В свободном падении - Антон Секисов
После того случая на концерте мы виделись с Майей ещё три или четыре раза. Все эти встречи происходили по одному и тому же сценарию: Майя приходила в короткой джинсовой юбке, быстро напивалась, забиралась ко мне на колени и заплетающимся языком шептала мне на ухо несусветные пошлости. «У-у-у… восьмиклассница». — напевал я насмешливо, придерживая её волосы, когда она блевала на детской площадке. «Уооо…уоооо» — вторила она мне, шумно извергая рвотные массы в песочницу. Тогда же я осознал, что у нас с Майей никогда ничего не получится — и вовсе не из-за того, что Майя была слишком юна, слишком глупа и невоздержанна. Дело в том, что я был очень брезглив. Становясь свидетелем физиологических процессов в организме женщины, я терял к ней всякий мужской интерес.
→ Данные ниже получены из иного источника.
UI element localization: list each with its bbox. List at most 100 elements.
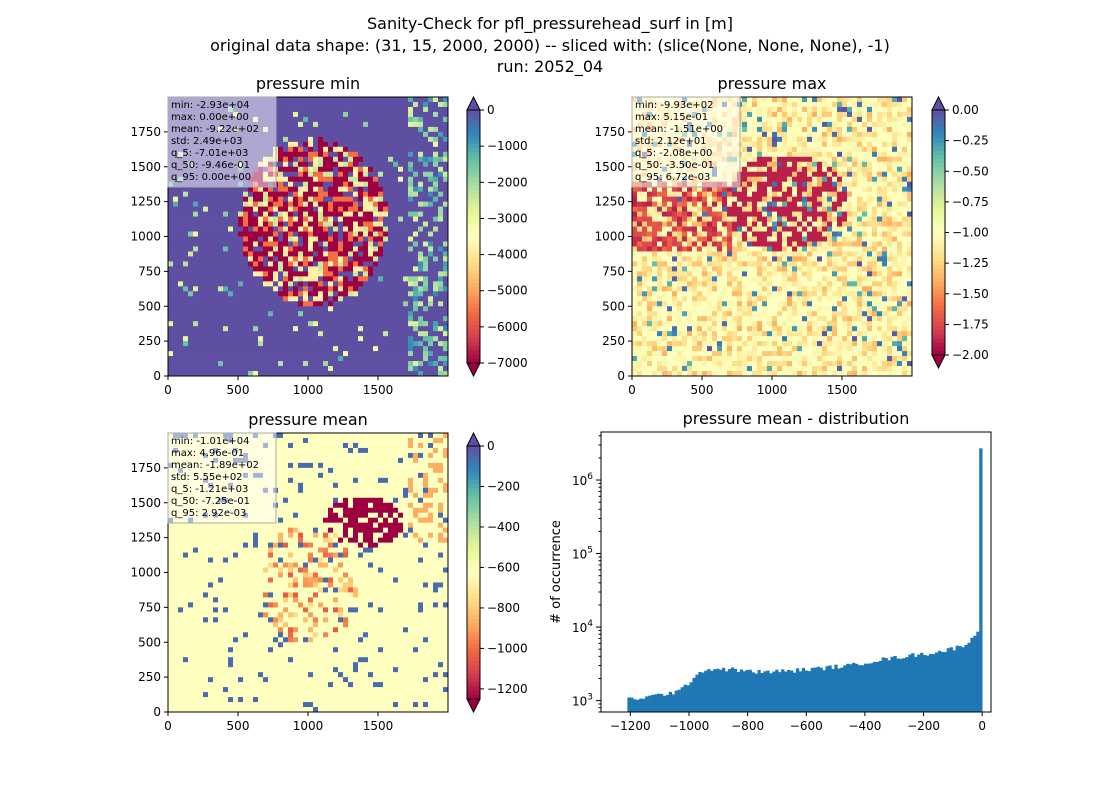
heatmap-cell xyxy=(408,126,414,133)
heatmap-cell xyxy=(193,271,199,277)
heatmap-cell xyxy=(403,341,409,347)
heatmap-cell xyxy=(807,181,813,188)
colorbar-segment xyxy=(467,135,480,141)
heatmap-cell xyxy=(847,131,853,138)
heatmap-cell xyxy=(253,301,259,307)
heatmap-cell xyxy=(338,296,344,302)
heatmap-cell xyxy=(817,216,823,222)
heatmap-cell xyxy=(228,361,234,367)
heatmap-cell xyxy=(213,221,219,227)
heatmap-cell xyxy=(273,231,279,237)
heatmap-cell xyxy=(797,166,803,173)
heatmap-cell xyxy=(767,156,773,163)
heatmap-cell xyxy=(832,191,838,198)
heatmap-cell xyxy=(323,326,329,332)
heatmap-cell xyxy=(428,306,434,312)
heatmap-cell xyxy=(303,97,309,103)
heatmap-cell xyxy=(303,246,309,252)
heatmap-cell xyxy=(193,226,199,232)
heatmap-cell xyxy=(777,221,783,227)
heatmap-cell xyxy=(323,311,329,317)
heatmap-cell xyxy=(842,216,848,222)
heatmap-cell xyxy=(393,186,399,193)
heatmap-cell xyxy=(697,221,703,227)
heatmap-cell xyxy=(802,236,808,242)
heatmap-cell xyxy=(443,371,449,377)
heatmap-cell xyxy=(188,361,194,367)
heatmap-cell xyxy=(358,316,364,322)
heatmap-cell xyxy=(832,206,838,212)
heatmap-cell xyxy=(747,236,753,242)
heatmap-cell xyxy=(383,301,389,307)
heatmap-cell xyxy=(822,111,828,118)
heatmap-cell xyxy=(802,97,808,103)
heatmap-cell xyxy=(847,171,853,178)
heatmap-cell xyxy=(213,256,219,262)
heatmap-cell xyxy=(363,176,369,183)
heatmap-cell xyxy=(368,146,374,153)
heatmap-cell xyxy=(907,126,913,133)
heatmap-cell xyxy=(418,241,424,247)
heatmap-cell xyxy=(857,211,863,217)
heatmap-cell xyxy=(418,97,424,103)
heatmap-cell xyxy=(263,266,269,272)
heatmap-cell xyxy=(862,236,868,242)
heatmap-cell xyxy=(433,246,439,252)
heatmap-cell xyxy=(433,151,439,158)
heatmap-cell xyxy=(872,131,878,138)
heatmap-cell xyxy=(183,201,189,208)
heatmap-cell xyxy=(702,226,708,232)
heatmap-cell xyxy=(353,366,359,372)
heatmap-cell xyxy=(872,201,878,208)
heatmap-cell xyxy=(328,126,334,133)
heatmap-cell xyxy=(258,246,264,252)
heatmap-cell xyxy=(308,221,314,227)
colorbar-segment xyxy=(467,312,480,318)
heatmap-cell xyxy=(877,196,883,203)
heatmap-cell xyxy=(383,111,389,118)
heatmap-cell xyxy=(343,236,349,242)
heatmap-cell xyxy=(348,336,354,342)
heatmap-cell xyxy=(378,341,384,347)
heatmap-cell xyxy=(288,356,294,362)
heatmap-cell xyxy=(223,316,229,322)
heatmap-cell xyxy=(343,351,349,357)
heatmap-cell xyxy=(218,206,224,212)
heatmap-cell xyxy=(862,166,868,173)
heatmap-cell xyxy=(173,366,179,372)
heatmap-cell xyxy=(403,366,409,372)
heatmap-cell xyxy=(233,361,239,367)
heatmap-cell xyxy=(408,236,414,242)
heatmap-cell xyxy=(258,286,264,292)
heatmap-cell xyxy=(248,191,254,198)
heatmap-cell xyxy=(837,101,843,108)
heatmap-cell xyxy=(428,241,434,247)
heatmap-cell xyxy=(777,121,783,128)
heatmap-cell xyxy=(328,111,334,118)
heatmap-cell xyxy=(368,341,374,347)
heatmap-cell xyxy=(398,97,404,103)
heatmap-cell xyxy=(807,146,813,153)
heatmap-cell xyxy=(358,341,364,347)
heatmap-cell xyxy=(647,236,653,242)
heatmap-cell xyxy=(278,116,284,123)
heatmap-cell xyxy=(403,361,409,367)
heatmap-cell xyxy=(228,211,234,217)
heatmap-cell xyxy=(762,236,768,242)
heatmap-cell xyxy=(802,216,808,222)
heatmap-cell xyxy=(892,166,898,173)
heatmap-cell xyxy=(203,271,209,277)
heatmap-cell xyxy=(188,216,194,222)
heatmap-cell xyxy=(837,231,843,237)
heatmap-cell xyxy=(433,221,439,227)
heatmap-cell xyxy=(642,251,648,257)
heatmap-cell xyxy=(183,321,189,327)
heatmap-cell xyxy=(248,291,254,297)
heatmap-cell xyxy=(363,291,369,297)
heatmap-cell xyxy=(408,306,414,312)
heatmap-cell xyxy=(907,201,913,208)
heatmap-cell xyxy=(752,246,758,252)
heatmap-cell xyxy=(862,151,868,158)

Я не мог с нежностью и страстью гладить тело той, чья рвота остывала на моих пальцах.
Последний раз мы встретились на сэйшне у моих знакомых, музыкантов из группы «Долбаные гегельянцы». Не ограничившись только алкоголем и что-то ещё приняв, Майя впала в полубезумное состояние. Зажав опасную бритву в руках, мечась по комнате и опрокидывая стулья, она угрожая покончить с собой. Зрелище это казалось присутствующим не столько страшным, сколько комичным и для неё унизительным. Она рыдала в голос и дрожала, а кто-то из «зрительного зала», которым служили табуреты и стулья, а также древняя тахта в качестве «вип-мест», крикнул ей: «Давай уже, подыхай реще, мы тут вообще-то музыку хотели послушать». Майя бросилась в другую комнату, и мне пришлось идти за ней. Я постучал в хлопнувшую перед моим носом дверь. Майя сидела на полу и делала маленькие надрезы на тыльной стороне ладони. Слёзы капали на руку, смешиваясь с выступившей на руке кровью. «Дура, бля» — сказал я ей и вырвал из податливых пальчиков лезвие, сам при этом поранив руку. Она ползла за мной по ковру, вцепившись в ногу и вопила: «Отдай, отдай, я всё равно убью себя, я убью себя…». Я грубо оттолкнул её и закрыл за собой дверь. Да, вот такая была последняя встреча.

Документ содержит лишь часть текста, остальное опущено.